Atlas 950 Super Cluster: Also Q4 2026, combining 64 Super Nodes with over 520,000 Ascend cards, spanning 64,000 square meters, achieving 524 EFLOPS FP8 and 1 ZFLOPS FP4. This mirrors NVIDIA’s Scale Out (horizontal expansion).
Atlas 960 Super Cluster: 2027, scaling to “million-level” GPUs and 4 ZFLOPS FP4.

Xu claimed the Atlas 950 Super Node offers 6.7x NVIDIA’s NVL144 compute, 15x memory, and 62x bandwidth, while the Super Cluster surpasses xAI’s Colossus by 1.3x. Over 300 Atlas 900 systems already deployed validate Huawei’s scaling capability.

Chapter 3: NVIDIA’s Strategy vs. Huawei’s Domestic Focus

NVIDIA’s Jensen Huang outlined a three-dimensional strategy: Scale Up (single-server expansion), Scale Out (multi-server clusters), and Scale Across (global infrastructure). Huawei adopts the first two—Super Nodes for Scale Up, Super Clusters for Scale Out—but skips Scale Across, citing immature global AI infrastructure and geopolitical complexities.In China, NVIDIA’s H20 is restricted, and RTX Pro 6000D testing has stalled. Huawei’s CloudMatrix 384 (384 Ascend 910C cards) rivals NVIDIA’s GB200 NVL72, occasionally outperforming it. Alibaba, Baidu, and others are adopting Ascend, with DeepSeek’s R1 model, trained on Huawei chips, matching GPT-4 performance.NVIDIA’s CUDA ecosystem remains a hurdle. Huawei’s open-source CANN framework is gaining traction, but developer migration is slow.

Chapter 4: Ecosystem and Challenges

Huawei is building an ecosystem with over 10,000 partners across ISP, telecom, and manufacturing.
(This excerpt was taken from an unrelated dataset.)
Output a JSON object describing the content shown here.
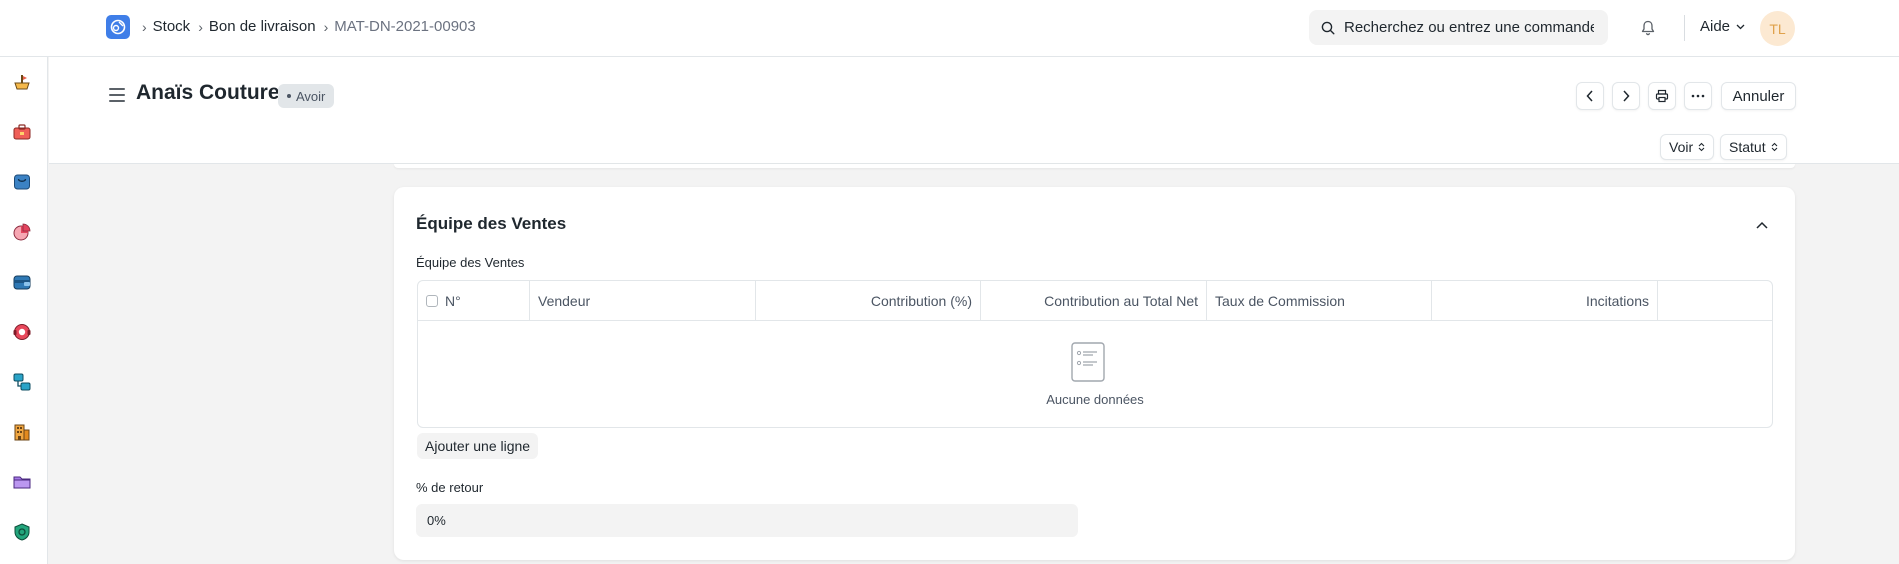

At Connect 2025, Ascend Computing President Zhang Dingxuan announced open-source shared memory for SuperPoD chip pooling. The TaiShan 950 SuperPoD, using Kunpeng, pioneers general-purpose computing, boosting GaussDB performance 2.9x over traditional mainframes.Challenges persist: SMIC’s 5nm yield is limited, and Huawei’s HBM scaling needs time. Geopolitical risks, like tighter U.S. sanctions, could disrupt the plan.

Conclusion: A New AI Era by 2028?

Xu concluded: “If we achieve chip mass production with viable yield and cost, and deploy Lingqu interconnect successfully, replacing NVIDIA in China’s AI market is realistic and inevitable.”By 2028, Huawei envisions million-scale Ascend clusters powering data centers, enabling models like DeepSeek-R2 to rival global leaders. While NVIDIA may dominate the West, Huawei could claim China’s AI throne, driven by scale, interconnect innovation, and domestic policy. The stage is set for a seismic shift in the AI landscape.